Resenhas - Séries

Resenha de Série: DOCTOR WHO – Episódio “Resolution”


Doctor Who – “Resolution” (2018)
Elenco: Jodie Whittaker, Mandip Gill, Tosin Cole, Bradley Walsh, Charlotte Ritchie, Nikesh Patel, Daniel Adegboyega, Nicholas Briggs
Roteiro: Chris Chibnall
Direção: Wayne Yip
Cotação: 3,5/5

Quebrando uma tradição desde que a longeva série retornou em 2005, ano passado não tivemos um episódio de Natal de Doctor Who. Em seu lugar ganhamos este Especial de Ano Novo exibido em 1º de janeiro, “Resolution”, que encerra a temporada onde, pela primeira vez, o personagem título foi interpretado por uma mulher.

Antes de comentar o episódio, se faz necessário fazer algumas observações sobre a 11ª temporada, que trouxe grandes mudanças –  Chris Chibnall (Broadchurch) substituiu Steven Moffat como showrunner e principal roteirista, como já referido o Doutor virou Doutora, na pele da ótima Jodie Whittaker, Segun Akinola assumiu a composição das trilhas sonoras no lugar de Murray Gold, a maior parte da equipe técnica mudou e a TARDIS ganhou uma repaginada e um trio fixo e etnicamente variado de tripulantes.

Em decorrência de tudo isso, o que vimos nos 10 episódios da temporada foi praticamente um reboot da série em termos visuais, sonoros e  de conteúdo, onde além de rápidas referências, nada sobrou das eras Russell T. Davies e Steven Moffat – ou mesmo das temporadas clássicas do programa. Em cada história, belamente rodada em widescreen, a ficção científica e a aventura foram meros panos de fundo para discutir temas social ou politicamente relevantes, ou ainda para focar em tramas pessoais de cada companheiro de viagens da Doutora.

Já o personagem principal mudou de sexo, mas isso, além de ser objeto de algumas piadas de Whittaker, não fez diferença narrativa alguma. Afinal, a Senhora do Tempo, quase sempre, foi uma coadjuvante, sem nenhum arco pessoal, com as histórias e a presença de tela sendo dominadas pelos companions. E basicamente virou um ser assexuado, já que sumiram o romance e o flerte introduzidos por Davies e Moffat.

Mas enfim, a 11ª temporada teve críticas e audiência muito melhores que a 10ª, creio que essencialmente devido à coragem de Chibnall de quebrar paradigmas (ainda que boa parte das decisões criativas tenham sido tomadas devido a restrições orçamentárias). Por isso não deixa de ser um pouco surpreendente que o episódio de Ano Novo, sugestivamente chamado de “Resolution” (Resolução), fuja um pouco do padrão adotado e se aproxime do tom ao qual os whovians estão mais acostumados.

Sim, ainda vemos uma trama que envolve o reencontro de Ryan (Tosin Cole) com seu pai ausente (Daniel Adegboyega), mas as ações do episódio são conduzidas pela Doutora. E depois dos alienígenas desconhecidos e insossos da temporada, temos a volta dos vilões mais tradicionais da série, os Daleks. Tudo bem, é apenas um Dalek (com a tradicional voz de Nicholas Briggs), que passa a maior parte do tempo como um parasita em um corpo humano, mas ao final ele ressurge em seu glorioso invólucro de metal, ainda que feito de ferro velho.
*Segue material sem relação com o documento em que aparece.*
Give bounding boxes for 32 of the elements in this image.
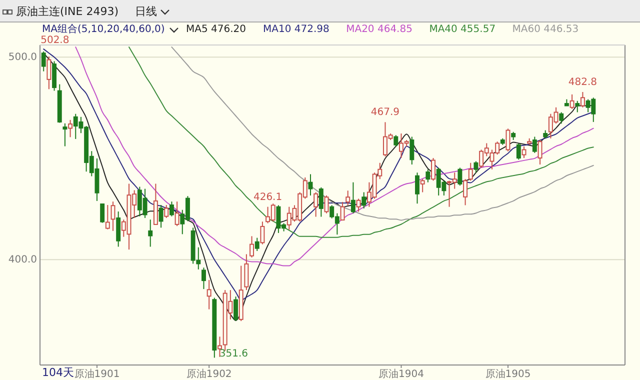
x-tick-label: 原油1905 [485,368,531,380]
candlestick [314,192,318,218]
x-tick-label: 原油1904 [378,368,424,380]
annotation: 502.8 [40,35,70,46]
candlestick [340,201,345,220]
candlestick [415,172,420,204]
text: MA40 455.57 [429,24,496,35]
annotation: 482.8 [568,76,598,88]
chart-subtitle: 日线 [135,5,157,18]
text: MA60 446.53 [512,24,579,35]
annotation: 351.6 [219,348,248,360]
text: MA5 476.20 [186,24,246,35]
candlestick [350,182,356,214]
candlestick [410,136,414,165]
candlestick [148,219,153,248]
annotation: 467.9 [370,107,400,118]
y-tick-label: 500.0 [8,52,37,64]
candlestick [52,60,57,92]
legend-title: MA组合(5,10,20,40,60,0) [42,23,165,35]
annotation: 426.1 [253,192,282,203]
candlestick [206,279,212,310]
chart-title: 原油主连(INE 2493) [16,5,118,18]
x-tick-label: 原油1901 [74,368,120,380]
y-tick-label: 400.0 [8,254,37,266]
text: MA20 464.85 [346,24,412,35]
candlestick [153,183,158,225]
candlestick [362,192,366,209]
x-tick-label: 原油1902 [186,368,232,380]
candlestick [46,56,52,90]
text: 104天 [42,366,74,379]
candlestick [260,221,265,245]
text: MA10 472.98 [263,24,330,35]
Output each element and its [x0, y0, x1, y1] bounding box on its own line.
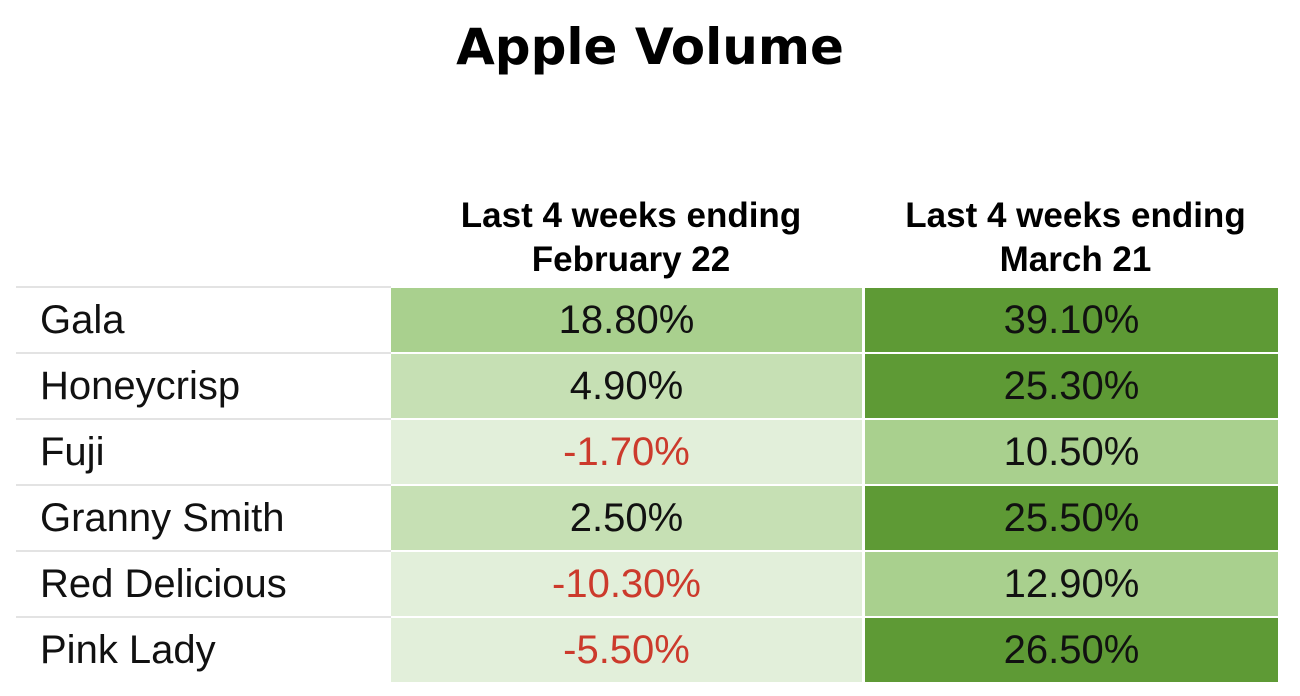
cell-february: 2.50% [391, 484, 865, 550]
cell-march: 39.10% [865, 286, 1278, 352]
table-row: Fuji -1.70% 10.50% [16, 418, 1278, 484]
cell-march: 25.50% [865, 484, 1278, 550]
row-label: Granny Smith [16, 484, 391, 550]
cell-march: 26.50% [865, 616, 1278, 682]
table-row: Granny Smith 2.50% 25.50% [16, 484, 1278, 550]
row-label: Fuji [16, 418, 391, 484]
cell-february: -1.70% [391, 418, 865, 484]
row-label: Honeycrisp [16, 352, 391, 418]
column-header-february: Last 4 weeks ending February 22 [460, 196, 802, 279]
apple-volume-table: Gala 18.80% 39.10% Honeycrisp 4.90% 25.30% Fuj… [16, 286, 1278, 682]
row-label: Gala [16, 286, 391, 352]
cell-march: 25.30% [865, 352, 1278, 418]
cell-february: 4.90% [391, 352, 865, 418]
cell-march: 12.90% [865, 550, 1278, 616]
table-row: Pink Lady -5.50% 26.50% [16, 616, 1278, 682]
cell-march: 10.50% [865, 418, 1278, 484]
table-row: Gala 18.80% 39.10% [16, 286, 1278, 352]
table-title: Apple Volume [456, 18, 844, 76]
row-label: Pink Lady [16, 616, 391, 682]
cell-february: -10.30% [391, 550, 865, 616]
cell-february: -5.50% [391, 616, 865, 682]
table-row: Red Delicious -10.30% 12.90% [16, 550, 1278, 616]
table-row: Honeycrisp 4.90% 25.30% [16, 352, 1278, 418]
row-label: Red Delicious [16, 550, 391, 616]
cell-february: 18.80% [391, 286, 865, 352]
column-header-march: Last 4 weeks ending March 21 [905, 196, 1246, 279]
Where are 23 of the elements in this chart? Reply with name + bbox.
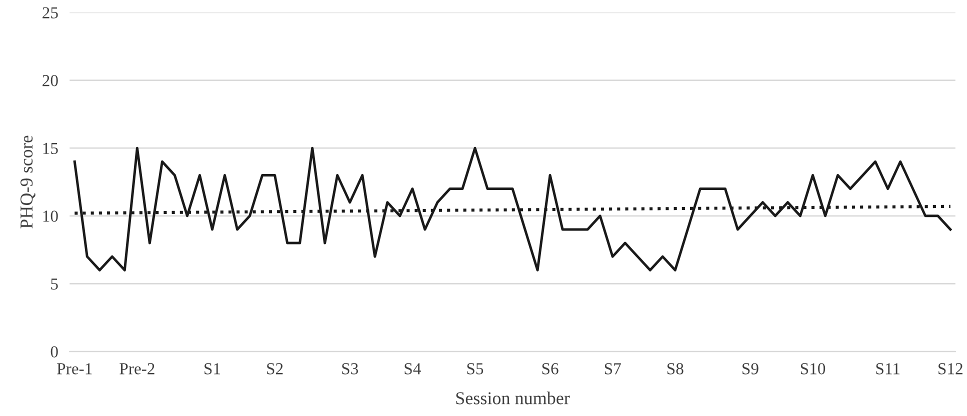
y-tick-label: 15 [43, 142, 58, 154]
x-tick-label: S11 [876, 363, 900, 374]
y-tick-label: 20 [42, 74, 58, 86]
x-tick-label: S10 [800, 363, 826, 374]
y-tick-label: 25 [42, 7, 58, 18]
y-tick-label: 10 [43, 210, 58, 222]
x-tick-label: S8 [667, 363, 684, 374]
x-tick-label: S4 [404, 363, 421, 374]
x-tick-label: S6 [542, 363, 558, 374]
x-tick-label: S3 [342, 363, 358, 374]
x-tick-label: S2 [267, 363, 283, 374]
y-tick-label: 5 [51, 278, 58, 290]
y-tick-label: 0 [50, 346, 58, 358]
y-axis-title: PHQ-9 score [20, 136, 36, 228]
x-tick-label: S12 [938, 363, 962, 374]
x-tick-label: S5 [467, 363, 484, 374]
x-tick-label: S1 [204, 363, 220, 374]
x-tick-label: Pre-1 [57, 363, 92, 374]
x-axis-title: Session number [456, 392, 570, 404]
x-tick-label: Pre-2 [120, 363, 154, 374]
x-tick-label: S9 [742, 363, 758, 374]
line-series [73, 146, 952, 272]
x-tick-label: S7 [604, 363, 621, 374]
O episódio lembra “Dalek”, da 1ª temporada, onde também a criatura estava aprisionada ou dormente na Terra, e após restaurar seu poder enfrenta uma unidade militar. Até a cena onde o Dalek voa é semelhante. A duração do episódio, com pouco mais de uma hora, é excessiva, e poderia muito bem ser reduzida para 45 minutos. Também temos algumas inconsistências em relação ao Dalek, mas por outro lado ele apresenta um par de personagens legais que gostaria que retornassem na 12ª temporada, Mitch (Nikesh Patel) e Lin (Charlotte Ritchie), que ganham um storyline mais interessante que o de Ryan e seu pai.

Enfim, no balanço geral, “Resolution” serve como um final de temporada muito mais atrativo que o morno “The Battle of Ranskoor Av Kolos”. Apesar de não ter o tom épico dos finais de Davies e Moffat, muitas vezes divididos em mais de um episódio, ele pode ser um indício de que a 12ª temporada, que deverá estrear apenas ano que vem, alternará momentos mais intimistas com outros mais ambiciosos e de conceitos sci fi avançados, ainda que por vezes totalmente absurdos. Mas sempre divertidos.